Question

To obtain the graph of \(y=\log _{2} 8 x,\) you can either stretch or translate the graph of \(y=\log _{2} x\). a) Describe the stretch you need to apply to the graph of \(y=\log _{z} x\) to result in the graph of \(y=\log _{2} 8 x\). b) Describe the translation you need to apply to the graph of \(y=\log _{2} x\) to result in the graph of \(y=\log _{2} 8 x\).

Short answer

No stretch is needed; Translate the graph of \( y = \log_{2}x \) vertically up by 3 units.

Step-by-step solution

Understanding the basic function

Firstly, understand the basic function. The function given is: \[ y = \log_{2}x \]. This represents a logarithmic function with base 2.

Modify the argument for the stretch transformation

To find out how to transform \( y = \log_{2}x \) into \( y = \log_{2}8x \), express 8 in terms of base 2. \[8 = 2^3\], so, \(8x\) becomes \(2^3 \cdot x\).

Apply properties of logarithms

Using the logarithmic property \( \log_{a}(bc) = \log_{a}b + \log_{a}c \), rewrite the function: \[ y = \log_{2}(8x) = \log_{2}(2^3 \cdot x) = \log_{2}2^3 + \log_{2}x = 3 + \log_{2}x \].

Describe the stretch transformation

Understanding from the previous step, the additional term does not affect the vertical stretching, but rather it shifts the graph upward. Therefore, no vertical stretch is necessary.

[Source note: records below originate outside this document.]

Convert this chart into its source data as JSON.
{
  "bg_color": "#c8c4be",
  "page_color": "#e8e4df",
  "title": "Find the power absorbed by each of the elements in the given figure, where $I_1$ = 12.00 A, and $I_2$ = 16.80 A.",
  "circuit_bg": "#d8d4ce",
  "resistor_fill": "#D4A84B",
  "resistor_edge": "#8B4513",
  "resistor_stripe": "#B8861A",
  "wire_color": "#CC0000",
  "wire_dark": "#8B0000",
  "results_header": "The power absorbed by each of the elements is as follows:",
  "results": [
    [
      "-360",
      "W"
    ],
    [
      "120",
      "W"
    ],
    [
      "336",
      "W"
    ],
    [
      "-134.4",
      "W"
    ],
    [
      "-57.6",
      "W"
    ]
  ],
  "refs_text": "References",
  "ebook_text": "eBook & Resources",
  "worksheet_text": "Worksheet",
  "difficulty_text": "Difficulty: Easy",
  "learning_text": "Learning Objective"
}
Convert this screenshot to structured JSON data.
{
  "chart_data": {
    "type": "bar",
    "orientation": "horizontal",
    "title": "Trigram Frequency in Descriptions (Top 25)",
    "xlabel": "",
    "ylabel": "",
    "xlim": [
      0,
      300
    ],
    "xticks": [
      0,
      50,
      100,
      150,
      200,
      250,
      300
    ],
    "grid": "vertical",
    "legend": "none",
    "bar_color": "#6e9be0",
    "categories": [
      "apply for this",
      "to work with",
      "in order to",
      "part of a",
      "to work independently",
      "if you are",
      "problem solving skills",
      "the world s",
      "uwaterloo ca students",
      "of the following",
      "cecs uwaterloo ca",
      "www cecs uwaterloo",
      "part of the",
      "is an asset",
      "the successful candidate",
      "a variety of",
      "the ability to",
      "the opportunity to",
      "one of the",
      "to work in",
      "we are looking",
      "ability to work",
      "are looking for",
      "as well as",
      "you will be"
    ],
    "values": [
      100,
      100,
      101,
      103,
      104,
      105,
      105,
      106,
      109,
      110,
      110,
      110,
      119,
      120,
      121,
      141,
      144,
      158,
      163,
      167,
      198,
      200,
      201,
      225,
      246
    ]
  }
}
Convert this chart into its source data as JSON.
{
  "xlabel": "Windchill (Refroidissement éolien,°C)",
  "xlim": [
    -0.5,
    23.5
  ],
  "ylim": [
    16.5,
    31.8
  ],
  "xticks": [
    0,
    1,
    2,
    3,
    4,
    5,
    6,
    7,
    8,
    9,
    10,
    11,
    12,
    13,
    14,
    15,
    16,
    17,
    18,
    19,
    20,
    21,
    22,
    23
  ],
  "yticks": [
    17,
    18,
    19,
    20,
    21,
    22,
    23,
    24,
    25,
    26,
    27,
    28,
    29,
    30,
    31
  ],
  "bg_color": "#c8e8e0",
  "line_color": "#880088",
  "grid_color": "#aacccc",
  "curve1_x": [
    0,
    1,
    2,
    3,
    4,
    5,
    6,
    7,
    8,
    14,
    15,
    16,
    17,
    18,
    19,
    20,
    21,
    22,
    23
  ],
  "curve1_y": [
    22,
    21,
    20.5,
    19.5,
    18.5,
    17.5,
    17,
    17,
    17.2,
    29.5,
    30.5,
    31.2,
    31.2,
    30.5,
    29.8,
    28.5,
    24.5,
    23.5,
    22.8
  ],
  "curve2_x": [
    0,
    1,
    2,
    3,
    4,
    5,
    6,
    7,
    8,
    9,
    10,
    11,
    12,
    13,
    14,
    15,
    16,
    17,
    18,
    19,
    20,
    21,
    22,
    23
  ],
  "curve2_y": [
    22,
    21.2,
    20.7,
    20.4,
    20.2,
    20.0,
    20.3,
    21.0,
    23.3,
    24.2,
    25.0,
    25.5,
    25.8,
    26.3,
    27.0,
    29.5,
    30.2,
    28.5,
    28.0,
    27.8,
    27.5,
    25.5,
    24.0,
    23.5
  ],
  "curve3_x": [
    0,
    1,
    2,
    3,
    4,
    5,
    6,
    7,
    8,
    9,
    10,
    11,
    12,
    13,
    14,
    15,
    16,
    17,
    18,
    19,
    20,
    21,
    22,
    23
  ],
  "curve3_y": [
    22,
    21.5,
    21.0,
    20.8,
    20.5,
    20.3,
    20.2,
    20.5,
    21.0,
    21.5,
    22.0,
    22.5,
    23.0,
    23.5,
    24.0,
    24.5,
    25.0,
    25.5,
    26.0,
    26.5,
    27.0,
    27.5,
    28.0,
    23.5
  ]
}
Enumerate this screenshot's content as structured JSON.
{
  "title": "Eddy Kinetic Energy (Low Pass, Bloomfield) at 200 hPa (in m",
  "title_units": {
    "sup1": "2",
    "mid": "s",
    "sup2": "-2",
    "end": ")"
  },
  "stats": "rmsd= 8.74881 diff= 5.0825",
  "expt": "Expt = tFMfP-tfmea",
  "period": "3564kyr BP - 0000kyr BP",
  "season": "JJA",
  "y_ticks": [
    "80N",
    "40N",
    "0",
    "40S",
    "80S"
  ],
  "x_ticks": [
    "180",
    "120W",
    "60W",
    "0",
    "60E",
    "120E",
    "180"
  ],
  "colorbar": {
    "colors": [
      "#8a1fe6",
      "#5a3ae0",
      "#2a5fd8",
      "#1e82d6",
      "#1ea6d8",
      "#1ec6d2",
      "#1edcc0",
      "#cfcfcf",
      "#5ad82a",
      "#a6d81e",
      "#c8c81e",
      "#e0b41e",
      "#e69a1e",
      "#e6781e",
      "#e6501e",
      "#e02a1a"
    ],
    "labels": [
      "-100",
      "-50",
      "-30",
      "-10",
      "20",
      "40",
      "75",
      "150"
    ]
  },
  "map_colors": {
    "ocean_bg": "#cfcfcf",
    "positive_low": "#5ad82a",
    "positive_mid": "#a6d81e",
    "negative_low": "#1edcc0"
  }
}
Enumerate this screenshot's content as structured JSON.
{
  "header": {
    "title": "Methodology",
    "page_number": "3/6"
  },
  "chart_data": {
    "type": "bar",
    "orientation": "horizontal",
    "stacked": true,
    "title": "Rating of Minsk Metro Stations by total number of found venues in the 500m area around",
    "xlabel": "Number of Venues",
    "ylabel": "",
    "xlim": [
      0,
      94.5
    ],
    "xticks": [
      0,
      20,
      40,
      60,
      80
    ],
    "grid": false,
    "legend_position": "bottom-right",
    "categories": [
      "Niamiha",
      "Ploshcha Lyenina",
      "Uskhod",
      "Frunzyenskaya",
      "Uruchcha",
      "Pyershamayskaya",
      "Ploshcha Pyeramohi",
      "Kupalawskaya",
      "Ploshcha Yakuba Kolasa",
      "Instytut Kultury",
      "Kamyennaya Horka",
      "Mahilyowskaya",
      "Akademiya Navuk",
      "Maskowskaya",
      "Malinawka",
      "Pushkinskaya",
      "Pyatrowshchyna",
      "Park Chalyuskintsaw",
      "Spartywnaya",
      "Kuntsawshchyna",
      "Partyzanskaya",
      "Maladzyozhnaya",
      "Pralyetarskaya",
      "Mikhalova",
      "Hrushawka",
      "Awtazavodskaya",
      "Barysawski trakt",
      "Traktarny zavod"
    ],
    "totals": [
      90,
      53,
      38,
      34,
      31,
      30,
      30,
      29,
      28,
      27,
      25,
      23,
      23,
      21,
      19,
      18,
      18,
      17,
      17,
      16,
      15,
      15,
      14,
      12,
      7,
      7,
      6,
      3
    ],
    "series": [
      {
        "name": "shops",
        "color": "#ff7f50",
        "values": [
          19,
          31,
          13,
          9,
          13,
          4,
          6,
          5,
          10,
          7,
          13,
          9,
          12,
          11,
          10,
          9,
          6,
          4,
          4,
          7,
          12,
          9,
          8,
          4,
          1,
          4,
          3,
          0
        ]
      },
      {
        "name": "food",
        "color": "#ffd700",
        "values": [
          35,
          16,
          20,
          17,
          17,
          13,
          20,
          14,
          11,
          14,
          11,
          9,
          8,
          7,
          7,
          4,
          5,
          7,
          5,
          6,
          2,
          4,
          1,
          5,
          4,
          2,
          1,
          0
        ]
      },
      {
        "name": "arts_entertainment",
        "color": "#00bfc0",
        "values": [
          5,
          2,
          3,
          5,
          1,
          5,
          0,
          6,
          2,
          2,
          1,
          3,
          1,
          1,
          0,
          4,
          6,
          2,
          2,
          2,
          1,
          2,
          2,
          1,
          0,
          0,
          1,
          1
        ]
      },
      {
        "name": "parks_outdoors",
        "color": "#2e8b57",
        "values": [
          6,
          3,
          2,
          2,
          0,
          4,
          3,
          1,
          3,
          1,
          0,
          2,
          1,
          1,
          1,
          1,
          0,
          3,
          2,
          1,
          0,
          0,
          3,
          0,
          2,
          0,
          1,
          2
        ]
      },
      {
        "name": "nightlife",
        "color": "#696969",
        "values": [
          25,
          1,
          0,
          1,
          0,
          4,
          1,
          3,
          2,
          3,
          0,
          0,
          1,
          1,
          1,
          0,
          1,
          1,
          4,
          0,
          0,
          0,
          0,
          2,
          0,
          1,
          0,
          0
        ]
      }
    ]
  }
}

Describe the translation change

From step 3, it’s clear that the function is translated vertically. The term \( y = 3 + \log_{2}x \) suggests a vertical translation upwards by 3 units on the y-axis.

Key concepts

logarithmic functions

Logarithmic functions are a type of function that is the inverse of exponential functions. If you have an exponential function like \( y = 2^x \), its logarithmic counterpart is \( y = \log_{2}(x)\). Simply put, the logarithm tells you the power to which you must raise the base (2 in this case) to get a given number. For example, \( \log_{2}(8) = 3 \) because \( 2^3 = 8\). It's crucial to know the common bases used, such as base 10 (common logarithms) and base \( e \) (natural logarithms), but in our case, we always use base 2.

graph transformations

Graph transformations are actions that move or change the shape of your graph. With logarithmic functions, several types of transformations can occur:

• Vertical Translations: Shifting the graph up or down.
• Horizontal Translations: Moving the graph left or right.
• Scaling: Stretching or compressing the graph vertically.
• Reflections: Flipping the graph over an axis.

To get the graph of \( y = \log_{2} (8x)\) from \( y = \log_{2} (x)\), we can apply these transformations. In this specific case, we use vertical translation since our function transforms to \( y = 3 + \log_{2}(x)\).

vertical translation

Vertical translation shifts the graph up or down the y-axis. To visualize, imagine the graph going up like an elevator. From the solution, we see \( y = \log_{2}(8x) \) translates to \( y = 3 + \log_{2}(x).\) Here's why:
First, recognize that \( 8 = 2^3 \), so \( 8x = 2^3 \cdot x\). Using the properties of logarithms, \( y = \log_{2}(8x) \) becomes \( y = \log_{2}(2^3 \cdot x) = \log_{2}(2^3) + \log_{2}(x) = 3 + \log_{2}(x).\)
This process from \( y = \log_{2}(x)\) to \( y = 3 + \log_{2} (x)\) represents a shift of the whole graph three units up.

logarithmic properties

Logarithmic properties help us simplify and understand the transformations better. Some key properties include:

• \textbf{Product Property:} \( \log_{a} (bc) = \log_{a}(b) + \log_{a}(c).\)
• Quotient Property: \( \log_{a} (b/c) = \log_{a} (b) - \log_{a}(c).\)
• Power Property: \( \log_{a} (b^c) = c \cdot \log_{a}(b).\)

In our case, we used the Product Property. By applying it to \( y = \log_{2} (8x) \), we rewrote it as \( y = \log_{2}(2^3 \cdot x) = \log_{2}(2^3) + \log_{2}(x).\)
Then, knowing \( \log_{2} (2^3) = 3 \), we simplified it to \( y = 3 + \log_{2}(x).\). These properties make it easier to perform and understand graph transformations.